I don't want to lose sight of the pleasures of private life OR of work life. The York conference brings together both for me, oddly enough, in that the project I'm engaged in is as much about my grandfather c. 1930 as it is about a community of Jews in York c.1190. I would not miss it for anything.

Anonymous said...

A pleasure to meet you and your posse also Jeffrey. One of the most poisonous things about academia is that is that it's a job it's hard not to take home; the devil in setting one's own hours is setting them over other people, and so on. I would have thought you're safe enough to dial back a bit.

Eileen Joy said...

Personal lives are overrated, and you can never do too much. Never.

Just kidding.

Wait a minute.

I meant to say: personal lives are important, but you can still never do enough: in both!

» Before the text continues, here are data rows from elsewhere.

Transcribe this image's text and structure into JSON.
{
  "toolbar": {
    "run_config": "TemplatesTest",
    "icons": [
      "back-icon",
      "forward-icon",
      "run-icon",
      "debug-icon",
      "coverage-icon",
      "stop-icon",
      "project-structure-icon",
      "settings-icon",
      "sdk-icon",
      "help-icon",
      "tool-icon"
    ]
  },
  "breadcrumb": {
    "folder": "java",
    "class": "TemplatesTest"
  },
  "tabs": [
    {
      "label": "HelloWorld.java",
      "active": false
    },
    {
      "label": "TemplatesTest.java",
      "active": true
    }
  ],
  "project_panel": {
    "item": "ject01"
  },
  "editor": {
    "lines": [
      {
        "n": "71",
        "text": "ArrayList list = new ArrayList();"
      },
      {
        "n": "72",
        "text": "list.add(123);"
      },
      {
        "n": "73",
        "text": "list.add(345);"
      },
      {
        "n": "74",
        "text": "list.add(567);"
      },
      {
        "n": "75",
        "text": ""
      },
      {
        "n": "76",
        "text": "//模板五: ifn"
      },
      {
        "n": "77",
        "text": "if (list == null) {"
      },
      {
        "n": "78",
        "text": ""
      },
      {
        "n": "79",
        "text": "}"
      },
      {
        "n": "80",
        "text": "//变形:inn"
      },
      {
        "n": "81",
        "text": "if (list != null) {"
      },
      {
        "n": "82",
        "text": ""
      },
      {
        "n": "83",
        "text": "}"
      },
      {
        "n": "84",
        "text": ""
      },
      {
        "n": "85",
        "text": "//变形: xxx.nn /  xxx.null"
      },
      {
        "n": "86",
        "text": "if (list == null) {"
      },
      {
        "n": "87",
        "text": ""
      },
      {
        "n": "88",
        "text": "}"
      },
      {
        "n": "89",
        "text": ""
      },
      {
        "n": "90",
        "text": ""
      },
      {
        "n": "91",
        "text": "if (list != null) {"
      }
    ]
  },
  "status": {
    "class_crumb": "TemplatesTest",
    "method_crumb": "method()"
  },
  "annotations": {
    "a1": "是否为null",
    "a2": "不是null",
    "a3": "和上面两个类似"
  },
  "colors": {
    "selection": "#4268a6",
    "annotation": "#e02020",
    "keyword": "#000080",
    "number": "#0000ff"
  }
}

Thanks for letting me sleep in your Yotel bed, by the way. It was dreamy? But where were YOU?

i said...

Jeffrey, I think your comment speaks to another aspect of academic life as well (beyond the work-personal life balance, that is). I'm thinking, namely, of rhythm. I've found, at least in my schooling, that there were 1-2 year periods when I was ambitious and wanted to do everything, to go to conferences and take on all sorts of projects, and there were periods when I withdrew and just focused on the work in front of me. I've come to think that's not a bad thing. There's a strength to being able to say, "The world will wait for me while I think about these texts, while I spend time with my family, while I let things percolate for a bit." And the world does wait.

Anonymous said...

True, the world does wait.

But do Deans? And do faculty reviews of "productivity" for merit pay, promotion, etc.

I mention this with the full realization that one JJC has little to fear in that regard - rather it is a concern for us more "middling" folk.

Jeffrey Cohen said...

I realize I speak from a position of privilege: I'm at the end of the academic cursus honorum, so it is perhaps easy to speak about dialing down and so on.

But you know, post-tenure at least, conducting one's academic life to please the deans is the recipe for unhappiness. Merit pay is great, in theory, but it is seldom an adequate remuneration for effort. Isn't it better --again, post-tenure -- to come to your own balance of the personal and professional?

Dr. Richard Scott Nokes said...

I've been quietly mulling over the notion of skipping K'zoo next year too, for many of the same reasons. I still haven't come to a final decision, but your post is pushing me in the direction of skipping.